Mais uma vez é a noção de dedicação, esmero e propriedade na criação de uma obra teatral que se coloca diante dos olhos do espectador e que geram reconhecimento imediato da qualidade de “Tchecov”, espetáculo dirigido por Ana Rosa Tezza. A matemática milimétrica da composição no espaço, o trabalho gestual coreografado dos atuadores, a criação musical minuciosa e executada ao vivo: são tantos pequenos detalhes levados em conta na composição da obra que torna-se inquestionável o domínio técnico que tanto a encenação quanto os atores possuem sobre o material artístico.
“Tchecov” recorre à biografia e à obra do autor russo para prestar uma homenagem não só aos “inventores” do teatro moderno – incluindo Stanislavski e seu parceiro de Teatro de Moscou, Dantchenco – mas a toda história do teatro. Se o tema do trabalho se debruça sobre o nascimento do teatro do século XX, são as formas teatrais que o antecedem que servem de elemento ao trabalho dos atores e aos artifícios da direção.

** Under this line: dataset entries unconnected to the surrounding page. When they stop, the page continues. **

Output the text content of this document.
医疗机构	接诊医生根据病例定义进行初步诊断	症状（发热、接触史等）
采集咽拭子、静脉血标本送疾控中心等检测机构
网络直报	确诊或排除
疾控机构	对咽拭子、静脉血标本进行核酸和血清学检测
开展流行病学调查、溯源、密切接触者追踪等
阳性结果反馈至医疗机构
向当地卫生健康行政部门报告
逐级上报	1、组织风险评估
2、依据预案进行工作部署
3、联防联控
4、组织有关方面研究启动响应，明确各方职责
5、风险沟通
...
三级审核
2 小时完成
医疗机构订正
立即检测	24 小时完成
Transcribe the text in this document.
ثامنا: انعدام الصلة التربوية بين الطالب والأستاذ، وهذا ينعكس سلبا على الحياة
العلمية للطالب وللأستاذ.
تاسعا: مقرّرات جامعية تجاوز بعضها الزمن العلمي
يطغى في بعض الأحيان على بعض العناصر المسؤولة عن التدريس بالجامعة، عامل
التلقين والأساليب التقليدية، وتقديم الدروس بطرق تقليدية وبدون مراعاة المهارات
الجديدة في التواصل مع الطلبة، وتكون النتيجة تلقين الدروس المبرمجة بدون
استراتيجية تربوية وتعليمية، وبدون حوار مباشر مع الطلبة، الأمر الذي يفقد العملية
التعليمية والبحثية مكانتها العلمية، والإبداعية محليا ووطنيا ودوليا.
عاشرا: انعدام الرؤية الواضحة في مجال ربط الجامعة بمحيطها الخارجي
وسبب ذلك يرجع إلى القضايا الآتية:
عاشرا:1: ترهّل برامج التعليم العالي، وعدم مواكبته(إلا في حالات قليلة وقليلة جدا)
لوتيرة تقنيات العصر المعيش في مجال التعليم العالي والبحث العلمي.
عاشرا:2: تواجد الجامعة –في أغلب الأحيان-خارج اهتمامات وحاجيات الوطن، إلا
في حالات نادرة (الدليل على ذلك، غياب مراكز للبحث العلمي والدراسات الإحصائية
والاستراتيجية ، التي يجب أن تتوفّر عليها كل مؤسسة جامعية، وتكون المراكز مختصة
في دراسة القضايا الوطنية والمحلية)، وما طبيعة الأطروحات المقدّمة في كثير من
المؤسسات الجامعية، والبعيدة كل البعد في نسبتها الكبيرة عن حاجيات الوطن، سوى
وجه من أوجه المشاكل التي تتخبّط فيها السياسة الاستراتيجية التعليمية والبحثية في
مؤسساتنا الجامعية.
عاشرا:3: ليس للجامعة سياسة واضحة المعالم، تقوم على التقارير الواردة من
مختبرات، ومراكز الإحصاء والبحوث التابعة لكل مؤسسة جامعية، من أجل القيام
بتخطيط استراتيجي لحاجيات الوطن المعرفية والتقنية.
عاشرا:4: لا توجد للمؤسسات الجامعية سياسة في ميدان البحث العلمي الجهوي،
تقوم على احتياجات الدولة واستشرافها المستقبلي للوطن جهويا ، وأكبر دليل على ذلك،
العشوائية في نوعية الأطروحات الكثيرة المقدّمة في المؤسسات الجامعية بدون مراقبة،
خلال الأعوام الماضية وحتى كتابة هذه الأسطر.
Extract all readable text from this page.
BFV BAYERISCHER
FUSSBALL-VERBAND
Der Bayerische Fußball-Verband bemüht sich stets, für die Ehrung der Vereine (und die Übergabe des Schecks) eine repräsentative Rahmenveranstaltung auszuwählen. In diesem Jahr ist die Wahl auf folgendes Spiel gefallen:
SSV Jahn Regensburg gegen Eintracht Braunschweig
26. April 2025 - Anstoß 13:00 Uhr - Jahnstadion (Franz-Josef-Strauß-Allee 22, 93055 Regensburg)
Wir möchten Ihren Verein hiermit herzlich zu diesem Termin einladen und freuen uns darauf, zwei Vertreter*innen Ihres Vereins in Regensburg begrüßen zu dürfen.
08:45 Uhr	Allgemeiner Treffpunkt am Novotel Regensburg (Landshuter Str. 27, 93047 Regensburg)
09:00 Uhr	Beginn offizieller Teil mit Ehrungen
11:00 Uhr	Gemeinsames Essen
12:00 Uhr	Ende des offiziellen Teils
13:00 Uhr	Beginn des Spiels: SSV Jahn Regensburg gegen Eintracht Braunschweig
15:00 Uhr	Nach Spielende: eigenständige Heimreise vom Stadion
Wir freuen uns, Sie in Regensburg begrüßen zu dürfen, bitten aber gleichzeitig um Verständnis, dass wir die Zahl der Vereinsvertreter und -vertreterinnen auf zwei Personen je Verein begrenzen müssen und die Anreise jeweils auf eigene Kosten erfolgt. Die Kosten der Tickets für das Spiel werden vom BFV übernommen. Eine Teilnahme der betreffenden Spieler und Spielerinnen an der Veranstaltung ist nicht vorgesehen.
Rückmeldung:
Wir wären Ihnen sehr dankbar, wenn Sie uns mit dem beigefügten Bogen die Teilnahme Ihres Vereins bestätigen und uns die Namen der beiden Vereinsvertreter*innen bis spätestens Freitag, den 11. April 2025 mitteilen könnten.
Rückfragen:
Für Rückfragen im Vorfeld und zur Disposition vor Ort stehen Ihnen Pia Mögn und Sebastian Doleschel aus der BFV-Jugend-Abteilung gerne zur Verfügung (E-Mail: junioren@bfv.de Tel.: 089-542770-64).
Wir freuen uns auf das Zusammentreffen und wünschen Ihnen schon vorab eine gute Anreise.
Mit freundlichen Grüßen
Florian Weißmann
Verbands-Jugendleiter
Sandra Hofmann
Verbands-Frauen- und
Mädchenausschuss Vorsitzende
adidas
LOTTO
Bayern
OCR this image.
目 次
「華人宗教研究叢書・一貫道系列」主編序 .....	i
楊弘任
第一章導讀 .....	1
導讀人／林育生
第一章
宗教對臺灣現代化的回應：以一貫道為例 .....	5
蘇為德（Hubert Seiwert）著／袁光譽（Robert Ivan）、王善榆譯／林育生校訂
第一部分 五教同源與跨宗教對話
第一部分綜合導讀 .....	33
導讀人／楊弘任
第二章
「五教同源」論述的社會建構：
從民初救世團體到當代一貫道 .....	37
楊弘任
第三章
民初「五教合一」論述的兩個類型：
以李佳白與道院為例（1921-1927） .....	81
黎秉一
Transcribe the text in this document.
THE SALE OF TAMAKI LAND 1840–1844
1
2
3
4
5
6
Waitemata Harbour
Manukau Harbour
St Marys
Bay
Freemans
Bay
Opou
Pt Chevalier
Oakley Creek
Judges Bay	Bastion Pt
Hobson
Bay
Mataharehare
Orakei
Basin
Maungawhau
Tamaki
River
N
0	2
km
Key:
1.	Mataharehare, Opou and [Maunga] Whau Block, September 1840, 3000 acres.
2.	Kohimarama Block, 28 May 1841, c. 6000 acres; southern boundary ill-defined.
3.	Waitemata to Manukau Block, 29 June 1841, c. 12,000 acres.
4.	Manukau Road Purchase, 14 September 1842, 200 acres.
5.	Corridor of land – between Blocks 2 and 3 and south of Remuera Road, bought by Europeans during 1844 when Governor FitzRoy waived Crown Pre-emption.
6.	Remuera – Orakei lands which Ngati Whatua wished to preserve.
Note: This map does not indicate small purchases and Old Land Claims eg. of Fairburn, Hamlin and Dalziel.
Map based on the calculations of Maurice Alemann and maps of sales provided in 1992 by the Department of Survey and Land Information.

É como se o grupo escolhesse Tchecov e sua Gaivota para reafirmar que a qualidade de uma obra independe diretamente da contemporaneidade de sua formalização.
Ana Rosa Tezza, que também assina a dramaturgia da peça, não recorre às formas e sentidos que usualmente atribuímos ao autor russo, conduzindo o espectador a uma viagem no tempo e no espaço, em que as noções de realismo e interiorização dramática passam ao largo. A encenadora opta não pela ilusão ficcional, mas sim pelo artifício e pelo desvelamento desses procedimentos diante do espectador, que torna-se parceiro e testemunha não da apresentação de uma obra em si, mas do universo que compreende o processo de feitura de um espetáculo teatral. É como se, ao trazer à cena a história de Tchecov, o Ave Lola reapresentasse ao público de hoje, pelas vias inversas, as questões trazidas em A Gaivota.